TÜÇA, Türkiye Çevre Ajansı, 2020 sonunda 7261 sayılı Kanun ile kurulmuş, Bakanlığın ilgili, özel hukuk kaidelerine tabi bir Kuruluşudur.
TÜÇA, bazı kişilerin dediğinin aksine paralel bir şirket olarak tanımlanmamış lakin Bakanlık bağlılığı ile birlikte Bakanlık dışında da yetkilere sahip bir şekilde donatılmış durumdadır. TÜÇA ile ilgili eleştirilerimin en büyük hedefi, TÜÇA'nın Ajans ismini taşımasına rağmen EPA gibi bir Kuruluş olmamasıdır. Kuruluşa bilimsel çalışmalar hatta laboratuvar kurma görevleri verilmiş olsa da Kuruluşun esasları içinde strateji, politika ve bilgi üretmek değil mevcut yapının özellikle maddi değeri olan ve ani hamleler gerektiren işlerin yapılması için oluşturulan bir yapı olduğu aşikar.

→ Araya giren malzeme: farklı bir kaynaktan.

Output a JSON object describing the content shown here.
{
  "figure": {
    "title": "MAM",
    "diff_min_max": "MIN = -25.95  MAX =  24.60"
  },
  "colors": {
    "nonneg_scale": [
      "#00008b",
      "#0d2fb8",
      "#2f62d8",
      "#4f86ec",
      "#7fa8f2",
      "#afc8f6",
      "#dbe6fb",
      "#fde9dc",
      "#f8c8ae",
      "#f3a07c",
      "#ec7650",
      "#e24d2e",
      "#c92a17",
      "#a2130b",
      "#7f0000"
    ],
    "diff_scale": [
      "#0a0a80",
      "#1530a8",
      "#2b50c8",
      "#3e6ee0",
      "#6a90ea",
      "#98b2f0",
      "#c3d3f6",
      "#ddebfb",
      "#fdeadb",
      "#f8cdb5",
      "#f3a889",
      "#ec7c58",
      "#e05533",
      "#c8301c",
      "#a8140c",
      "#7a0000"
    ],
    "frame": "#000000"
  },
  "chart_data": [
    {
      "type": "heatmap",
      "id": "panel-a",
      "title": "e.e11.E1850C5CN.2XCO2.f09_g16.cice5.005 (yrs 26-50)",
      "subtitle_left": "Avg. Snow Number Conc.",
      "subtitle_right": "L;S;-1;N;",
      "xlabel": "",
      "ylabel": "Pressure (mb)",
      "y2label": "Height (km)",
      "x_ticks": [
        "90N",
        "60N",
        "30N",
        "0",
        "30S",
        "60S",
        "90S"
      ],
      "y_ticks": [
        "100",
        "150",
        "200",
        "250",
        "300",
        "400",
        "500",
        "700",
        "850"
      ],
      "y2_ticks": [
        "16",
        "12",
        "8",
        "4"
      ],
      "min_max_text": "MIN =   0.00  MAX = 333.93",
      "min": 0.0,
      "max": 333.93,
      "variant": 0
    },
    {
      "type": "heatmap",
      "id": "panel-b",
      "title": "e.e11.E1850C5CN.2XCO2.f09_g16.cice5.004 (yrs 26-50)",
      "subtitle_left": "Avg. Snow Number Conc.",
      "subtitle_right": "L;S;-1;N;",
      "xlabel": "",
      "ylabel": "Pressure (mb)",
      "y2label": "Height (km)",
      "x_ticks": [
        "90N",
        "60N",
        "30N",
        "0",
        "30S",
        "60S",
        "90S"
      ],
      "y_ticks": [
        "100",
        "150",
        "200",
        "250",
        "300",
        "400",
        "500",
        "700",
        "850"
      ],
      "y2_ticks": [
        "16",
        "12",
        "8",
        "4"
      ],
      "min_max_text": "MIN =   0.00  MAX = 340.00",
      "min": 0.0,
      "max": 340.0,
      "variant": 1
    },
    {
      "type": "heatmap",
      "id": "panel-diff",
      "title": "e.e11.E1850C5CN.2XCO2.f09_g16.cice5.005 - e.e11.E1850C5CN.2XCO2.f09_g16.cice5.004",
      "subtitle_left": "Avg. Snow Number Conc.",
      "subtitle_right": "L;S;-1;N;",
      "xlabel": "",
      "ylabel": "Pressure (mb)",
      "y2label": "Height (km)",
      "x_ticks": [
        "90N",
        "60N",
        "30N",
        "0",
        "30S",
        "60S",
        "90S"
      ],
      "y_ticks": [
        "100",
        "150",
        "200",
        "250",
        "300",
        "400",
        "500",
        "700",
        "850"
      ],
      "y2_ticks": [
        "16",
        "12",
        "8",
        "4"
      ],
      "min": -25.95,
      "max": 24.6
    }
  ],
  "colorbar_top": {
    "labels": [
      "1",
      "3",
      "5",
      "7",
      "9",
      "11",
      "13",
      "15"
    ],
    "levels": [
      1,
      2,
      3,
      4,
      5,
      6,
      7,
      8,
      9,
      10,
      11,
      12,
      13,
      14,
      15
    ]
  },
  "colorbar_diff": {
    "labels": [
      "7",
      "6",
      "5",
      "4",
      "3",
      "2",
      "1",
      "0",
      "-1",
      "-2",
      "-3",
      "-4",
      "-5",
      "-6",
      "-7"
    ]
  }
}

Kuruluşun en önemli sorumluluğu Depozito Sistemi kurulumu. Bu kurulum süreci çok gecikmeli de olsa yapılmakta olup, Sakarya'da uygulama denenmekte, diğer pilot İllerde de kurulum başlamış durumda. Yanılmıyorsam 23 Milyar Ambalaj işaretlenmiş ve depozito bedeli ödenerek satışa sunulmaktadır. Şahsi deneyimim sistemin halkta karşılığının olduğu ama Başkanlığın işletme konusunda yeterli donanıma sahip olmadığı görüşüne vardırmıştır. Kurulan makineler sadece Merkezde belirli Market, AVM ve Belediyeler içine kurulmuş olup, Belediyeler kapalı olduğunda mesaiden çıkan kişilerin tek seçeneği Marketler olmaktadır. Marketler de genel anlamda ihtiyacı karşılayamadığından sorunlar çıkmaktadır. Makineler beklenenden çabuk dolmakta, dolan makinelere özel poşetler de bittiğinden ne yazık ki ambalajlar havada kalmaktadır. Bu ambalajları evde veya başka yerde biriktirmektense çöpe atmak hatta yaygınlığı süren bir şekilde yerde görebilmekteyim. TÜÇA'nın bu sistemde yetersiz kalması, TÜÇA'nın havale ettiği kişi ve Kurumlarla birlikte personel yetersizliği olarak göze çarpmaktadır. Sistemin geç kurulması da şahsi görüşüm Anayasa Mahkemesine açılan dava ile ilişkilidir. Davada TÜÇA'nın Anayasaya aykırılığı öne sürülmüş, Mahkeme bunu reddetmiştir. Mahkeme iddiayı kabul etseydi, TÜÇA ortadan kalkacaktı. TÜÇA mevcut koşulda idari düzenlemelerde ve yürütmede de yetersiz kalacaktır.
TÜÇA'nın Sayıştay tarafından düzenlenen raporunda 2023 yılında Kuruluşta 100'den az personel bulunmaktadır. 2023 sonunda rakamın 71 olduğu, 29 kişinin Mühendis olduğu belirtilmiştir. Mevzuat gereğince TÜÇA personel olarak 200 kişiye kadar istihdam sağlayabilir ve TÜÇA Personeli 5510 4/A yani 4857 sayılı İş Kanununa göre çalışan SSK provizyonu olan çalışanlardır. TÜÇA'ya deneyimlerime bağlı olarak kesin istihbaratım Danışmanlık Firmalarından istihdam sağlanmıştır. Kuruluştan bazı kişilerin verdiği brifingleri dinleme fırsatım olmuştur. TÜÇA bildiğim kadarıyla herhangi bir genel alım yapmamakta ve kapalı devre çalışmakta olup, yakın zamanda Başkanı değişmiştir.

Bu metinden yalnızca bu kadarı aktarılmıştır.